Charlotte Tegan: Superimposition

More than just happy snaps.
Molly Glassey
Published on January 18, 2016
Updated on January 18, 2016

Overview

The photography of Charlotte Tegan is not so distant from what one might label as 'happy snaps'. That is, her photographs foster a sense of familiarity and comfort in anyone who's looking at them. Tegan focuses on identifiable places, everyday scenarios and playful, light scenes that you could probably pull from your old family photo albums. It's in her latest exhibition Superimposition, that the full spectrum and force of Tegan's analogue film photography comes together, acting as a vehicle for personal memory and recollection.

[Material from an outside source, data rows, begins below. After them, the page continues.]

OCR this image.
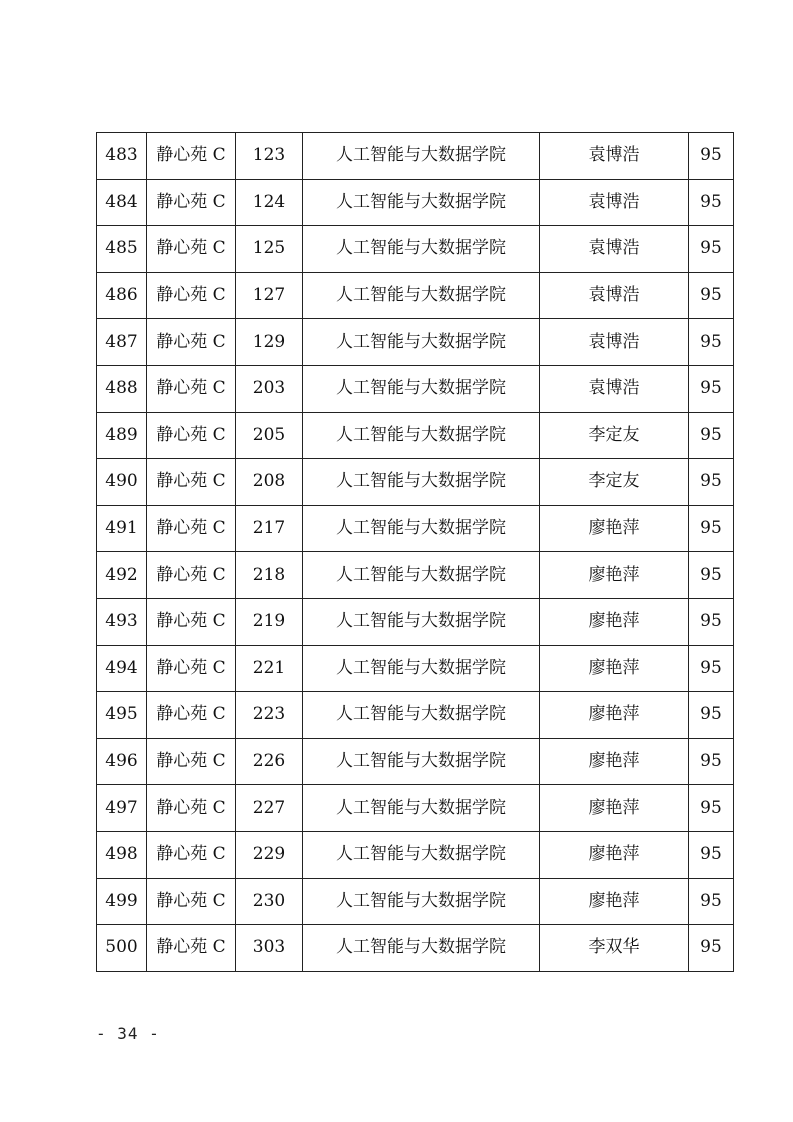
483	静心苑 C	123	人工智能与大数据学院	袁博浩	95
484	静心苑 C	124	人工智能与大数据学院	袁博浩	95
485	静心苑 C	125	人工智能与大数据学院	袁博浩	95
486	静心苑 C	127	人工智能与大数据学院	袁博浩	95
487	静心苑 C	129	人工智能与大数据学院	袁博浩	95
488	静心苑 C	203	人工智能与大数据学院	袁博浩	95
489	静心苑 C	205	人工智能与大数据学院	李定友	95
490	静心苑 C	208	人工智能与大数据学院	李定友	95
491	静心苑 C	217	人工智能与大数据学院	廖艳萍	95
492	静心苑 C	218	人工智能与大数据学院	廖艳萍	95
493	静心苑 C	219	人工智能与大数据学院	廖艳萍	95
494	静心苑 C	221	人工智能与大数据学院	廖艳萍	95
495	静心苑 C	223	人工智能与大数据学院	廖艳萍	95
496	静心苑 C	226	人工智能与大数据学院	廖艳萍	95
497	静心苑 C	227	人工智能与大数据学院	廖艳萍	95
498	静心苑 C	229	人工智能与大数据学院	廖艳萍	95
499	静心苑 C	230	人工智能与大数据学院	廖艳萍	95
500	静心苑 C	303	人工智能与大数据学院	李双华	95
- 34 -
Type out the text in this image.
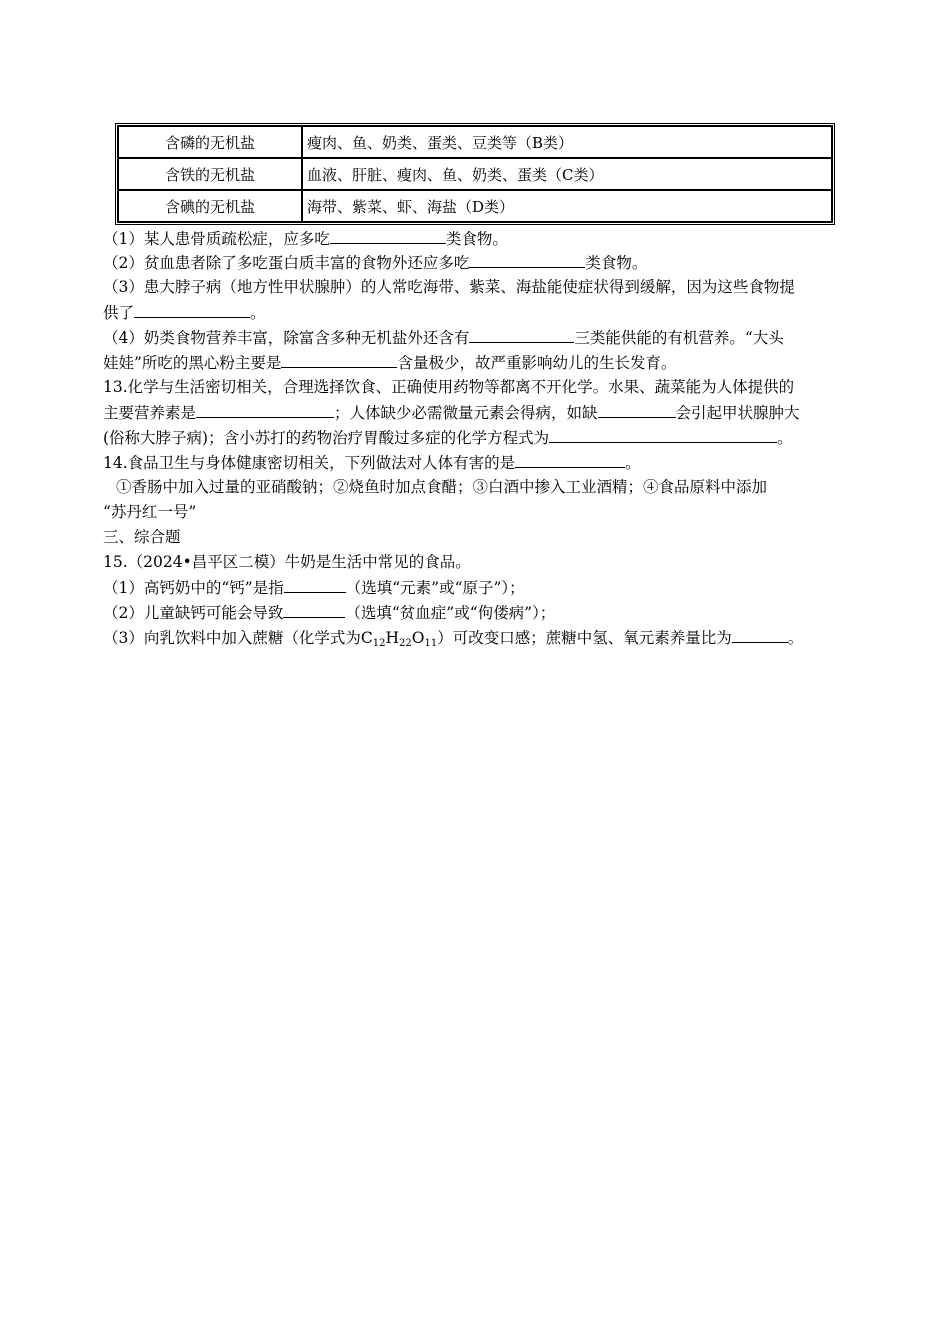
含磷的无机盐	瘦肉、鱼、奶类、蛋类、豆类等（B类）
含铁的无机盐	血液、肝脏、瘦肉、鱼、奶类、蛋类（C类）
含碘的无机盐	海带、紫菜、虾、海盐（D类）
（1）某人患骨质疏松症，应多吃	类食物。
（2）贫血患者除了多吃蛋白质丰富的食物外还应多吃	类食物。
（3）患大脖子病（地方性甲状腺肿）的人常吃海带、紫菜、海盐能使症状得到缓解，因为这些食物提
供了	。
（4）奶类食物营养丰富，除富含多种无机盐外还含有	三类能供能的有机营养。“大头
娃娃”所吃的黑心粉主要是	含量极少，故严重影响幼儿的生长发育。
13.化学与生活密切相关，合理选择饮食、正确使用药物等都离不开化学。水果、蔬菜能为人体提供的
主要营养素是	；人体缺少必需微量元素会得病，如缺	会引起甲状腺肿大
(俗称大脖子病)；含小苏打的药物治疗胃酸过多症的化学方程式为	。
14.食品卫生与身体健康密切相关，下列做法对人体有害的是	。
①香肠中加入过量的亚硝酸钠；②烧鱼时加点食醋；③白酒中掺入工业酒精；④食品原料中添加
“苏丹红一号”
三、综合题
15.（2024•昌平区二模）牛奶是生活中常见的食品。
（1）高钙奶中的“钙”是指	（选填“元素”或“原子”）；
（2）儿童缺钙可能会导致	（选填“贫血症”或“佝偻病”）；
（3）向乳饮料中加入蔗糖（化学式为$C_{12}H_{22}O_{11}$）可改变口感；蔗糖中氢、氧元素养量比为	。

Tegan's work has a habit of breaking scene —and in turn, viewer's recollections — through her sharp and angular imagery, and use of inversion, repetition and superimposition. Each of her pieces is like a gem, mirroring each another and cutting through whatever sense of nostalgia it might stir. The result is something quite confusing and uncomfortable. While the subject matter is quite innocent, it results in a sense of disquiet and anxiety that places the audience in doubt of their own mind, and provides a window into the fragility of human memory.

Charlotte Tegan's Superimposition shows at Bakery Lane's This Must Be The Place until February 12. Opening night is January 22 6pm to 9pm.